Session: 521 BMB education and professional development I
(521.12) Building a Distributed Research Network for Undergraduate Opportunities in Molecular Biochemistry
Sunday, April 3, 2022
12:45 PM – 2:00 PM
Location: Exhibit/Poster Hall A-B - Pennsylvania Convention Center
Poster Board Number: A472
Jeremy Prokop (Michigan State University), Adam Underwood (Walsh University), William Faber (Grand Rapids Community College), Amy Wilstermann (Calvin University), Audrey Shor (Saint Leo University), Cynthia Stenger (University of North Alabama), Sara Cline (Athens State University), Michele Morris (HudsonAlpha Institute for Biotechnology)

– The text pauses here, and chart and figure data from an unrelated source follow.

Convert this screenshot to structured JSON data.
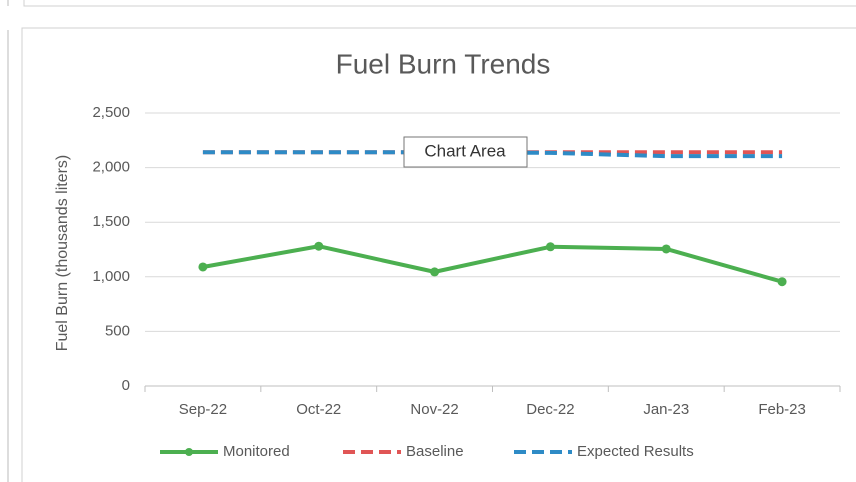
{
  "chart_data": {
    "type": "line",
    "title": "Fuel Burn Trends",
    "y_label": "Fuel Burn (thousands liters)",
    "tooltip": "Chart Area",
    "categories": [
      "Sep-22",
      "Oct-22",
      "Nov-22",
      "Dec-22",
      "Jan-23",
      "Feb-23"
    ],
    "series": [
      {
        "name": "Monitored",
        "color": "#4caf50",
        "marker": true,
        "dashed": false,
        "values": [
          1090,
          1280,
          1045,
          1275,
          1255,
          955
        ]
      },
      {
        "name": "Baseline",
        "color": "#e05555",
        "marker": false,
        "dashed": true,
        "values": [
          2140,
          2140,
          2140,
          2140,
          2140,
          2140
        ]
      },
      {
        "name": "Expected Results",
        "color": "#2e8bc6",
        "marker": false,
        "dashed": true,
        "values": [
          2140,
          2140,
          2140,
          2135,
          2105,
          2105
        ]
      }
    ],
    "ylim": [
      0,
      2500
    ],
    "yticks": [
      0,
      500,
      {
        "value": 1000,
        "label": "1,000"
      },
      {
        "value": 1500,
        "label": "1,500"
      },
      {
        "value": 2000,
        "label": "2,000"
      },
      {
        "value": 2500,
        "label": "2,500"
      }
    ],
    "grid": true,
    "legend": "bottom"
  }
}
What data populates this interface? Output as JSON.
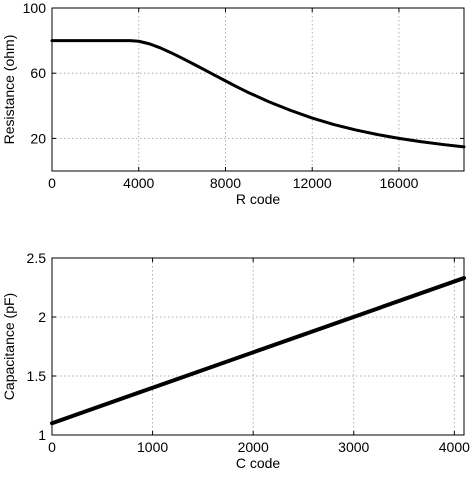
{
  "chart_data": [
    {
      "type": "line",
      "xlabel": "R code",
      "ylabel": "Resistance (ohm)",
      "xlim": [
        0,
        19000
      ],
      "ylim": [
        0,
        100
      ],
      "xticks": [
        0,
        4000,
        8000,
        12000,
        16000
      ],
      "xtick_labels": [
        "0",
        "4000",
        "8000",
        "12000",
        "16000"
      ],
      "yticks": [
        20,
        60,
        100
      ],
      "ytick_labels": [
        "20",
        "60",
        "100"
      ],
      "grid": true,
      "series": [
        {
          "x": [
            0,
            1000,
            2000,
            3000,
            3600,
            4000,
            4500,
            5000,
            5500,
            6000,
            6500,
            7000,
            7500,
            8000,
            8500,
            9000,
            10000,
            11000,
            12000,
            13000,
            14000,
            15000,
            16000,
            17000,
            18000,
            19000
          ],
          "y": [
            80,
            80,
            80,
            80,
            80,
            79.6,
            78,
            75.5,
            72.5,
            69.2,
            65.8,
            62.3,
            58.8,
            55.3,
            51.8,
            48.5,
            42.5,
            37.2,
            32.5,
            28.5,
            25.2,
            22.4,
            20,
            18,
            16.3,
            14.8
          ]
        }
      ]
    },
    {
      "type": "line",
      "xlabel": "C code",
      "ylabel": "Capacitance (pF)",
      "xlim": [
        0,
        4096
      ],
      "ylim": [
        1,
        2.5
      ],
      "xticks": [
        0,
        1000,
        2000,
        3000,
        4000
      ],
      "xtick_labels": [
        "0",
        "1000",
        "2000",
        "3000",
        "4000"
      ],
      "yticks": [
        1,
        1.5,
        2,
        2.5
      ],
      "ytick_labels": [
        "1",
        "1.5",
        "2",
        "2.5"
      ],
      "grid": true,
      "series": [
        {
          "x": [
            0,
            4096
          ],
          "y": [
            1.1,
            2.33
          ]
        }
      ]
    }
  ]
}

The COVID-19 pandemic brought to light the continued issues in access to research opportunities. Many of our undergraduate students at research-intensive institutes lost their ability to go into labs to gain experience. However, students at most smaller colleges and universities faced these challenges to bring research opportunities to students long before the pandemic. Thus, our lower-cost community colleges and higher education institutes with diverse students lack equity when it comes to research investments. This highlights the need for bringing research into diverse institutes using novel approaches. Over the past ten years, our team has built a strategy for integrating genomic and molecular bioinformatics tools into undergraduate opportunities. Developing bioinformatics training material, professor training opportunities, summer research opportunities, and organized large scale research projects, our team has developed a distributed research network. Our goal is to bring genomic and bioinformatic literacy to early undergraduate training to increase STEM retention while improving research equity issues. Having students work on characterizing challenging clinical variants, known as Variants of Uncertain Significance (VUS), brings novel research projects to students while filling the growing needs of clinical variant characterizations.

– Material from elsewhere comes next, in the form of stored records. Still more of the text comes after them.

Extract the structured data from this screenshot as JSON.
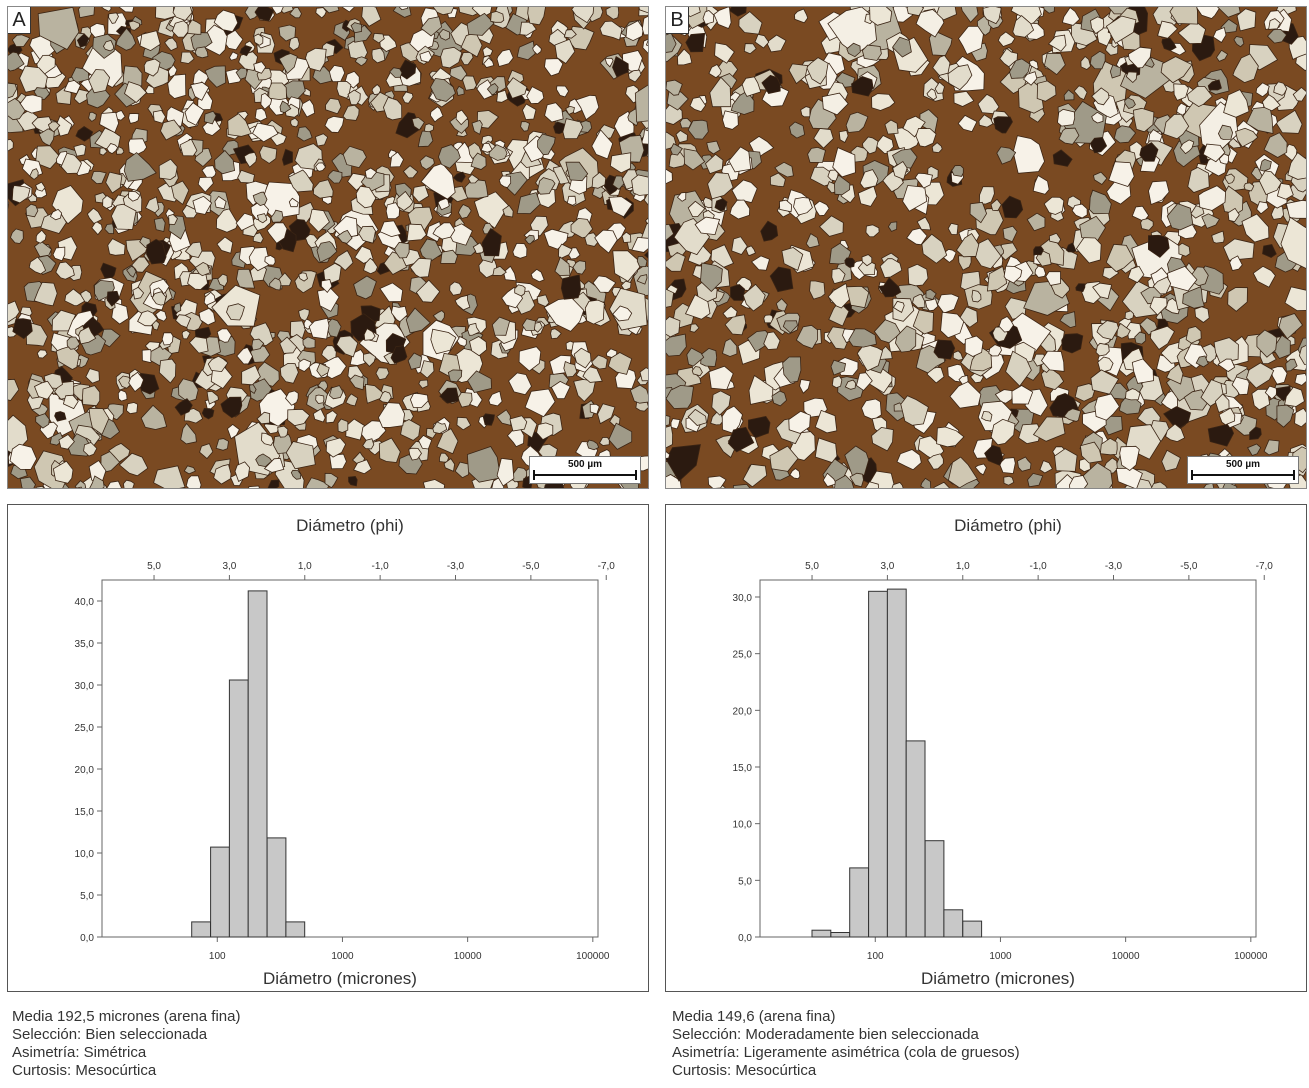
{
  "panels": [
    {
      "label": "A",
      "scale_text": "500 µm",
      "stats": [
        "Media 192,5 micrones (arena fina)",
        "Selección: Bien seleccionada",
        "Asimetría: Simétrica",
        "Curtosis: Mesocúrtica"
      ]
    },
    {
      "label": "B",
      "scale_text": "500 µm",
      "stats": [
        "Media 149,6 (arena fina)",
        "Selección: Moderadamente bien seleccionada",
        "Asimetría: Ligeramente asimétrica (cola de gruesos)",
        "Curtosis: Mesocúrtica"
      ]
    }
  ],
  "chart_data": [
    {
      "type": "bar",
      "top_axis_title": "Diámetro (phi)",
      "xlabel": "Diámetro (micrones)",
      "x_scale": "log",
      "xlim": [
        12,
        110000
      ],
      "x_ticks": [
        100,
        1000,
        10000,
        100000
      ],
      "x_tick_labels": [
        "100",
        "1000",
        "10000",
        "100000"
      ],
      "top_ticks_phi": [
        5,
        3,
        1,
        -1,
        -3,
        -5,
        -7
      ],
      "top_tick_labels": [
        "5,0",
        "3,0",
        "1,0",
        "-1,0",
        "-3,0",
        "-5,0",
        "-7,0"
      ],
      "ylim": [
        0,
        42.5
      ],
      "y_ticks": [
        0,
        5,
        10,
        15,
        20,
        25,
        30,
        35,
        40
      ],
      "y_tick_labels": [
        "0,0",
        "5,0",
        "10,0",
        "15,0",
        "20,0",
        "25,0",
        "30,0",
        "35,0",
        "40,0"
      ],
      "bins_phi": [
        [
          4.0,
          3.5
        ],
        [
          3.5,
          3.0
        ],
        [
          3.0,
          2.5
        ],
        [
          2.5,
          2.0
        ],
        [
          2.0,
          1.5
        ],
        [
          1.5,
          1.0
        ]
      ],
      "values": [
        1.8,
        10.7,
        30.6,
        41.2,
        11.8,
        1.8
      ],
      "bar_color": "#c8c8c8",
      "grid": false
    },
    {
      "type": "bar",
      "top_axis_title": "Diámetro (phi)",
      "xlabel": "Diámetro (micrones)",
      "x_scale": "log",
      "xlim": [
        12,
        110000
      ],
      "x_ticks": [
        100,
        1000,
        10000,
        100000
      ],
      "x_tick_labels": [
        "100",
        "1000",
        "10000",
        "100000"
      ],
      "top_ticks_phi": [
        5,
        3,
        1,
        -1,
        -3,
        -5,
        -7
      ],
      "top_tick_labels": [
        "5,0",
        "3,0",
        "1,0",
        "-1,0",
        "-3,0",
        "-5,0",
        "-7,0"
      ],
      "ylim": [
        0,
        31.5
      ],
      "y_ticks": [
        0,
        5,
        10,
        15,
        20,
        25,
        30
      ],
      "y_tick_labels": [
        "0,0",
        "5,0",
        "10,0",
        "15,0",
        "20,0",
        "25,0",
        "30,0"
      ],
      "bins_phi": [
        [
          5.0,
          4.5
        ],
        [
          4.5,
          4.0
        ],
        [
          4.0,
          3.5
        ],
        [
          3.5,
          3.0
        ],
        [
          3.0,
          2.5
        ],
        [
          2.5,
          2.0
        ],
        [
          2.0,
          1.5
        ],
        [
          1.5,
          1.0
        ],
        [
          1.0,
          0.5
        ]
      ],
      "values": [
        0.6,
        0.4,
        6.1,
        30.5,
        30.7,
        17.3,
        8.5,
        2.4,
        1.4
      ],
      "bar_color": "#c8c8c8",
      "grid": false
    }
  ]
}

At the core training, we focus on bringing tools to professors and instructors, lowering the initiation efforts to performing bioinformatics research. These include the optimization of protein homology modeling, molecular dynamic simulations through analysis with a few mouse clicks (or two lines of code for Linux users), 3D protein printing, deep evolutionary profiling with hundreds of species using user-friendly tools, assessing expression from the NCBI SRA, and integrating genomic databases (GTEx, Human Protein Atlas, Geno2MP, gnomAD, Comparative Toxicogenomics Database, PharmGKB, Open Targets Genetics). Once in the hands of professors, they have implemented these tools into independent research projects for their students, coursework design such as bioinformatics classes, and research clubs. Over the past ten years, we have thus impacted hundreds of students with these tools. This can best be highlighted by the students successes integrating the tools into publications on the NMDA receptors (PMID:34726335), CFTR database for cystic fibrosis (PMID: 32734384), NAA10 variant analysis (PMID: 33335012), multiple sclerosis genetics (PMID: 31482761), COVID-19 immune response (PMID:34335605), the SARS-CoV-2 evolution/structural dynamicome (PMID: 32587094), CCR5 role in diverse phenotypes and bioethics (accepted), and SOX gene developmental biology (in review). Thus, the development of tools and strategies and the distribution of research projects can reach students and faculty at any institute, bringing equitable research opportunities to those who traditionally do not have many opportunities.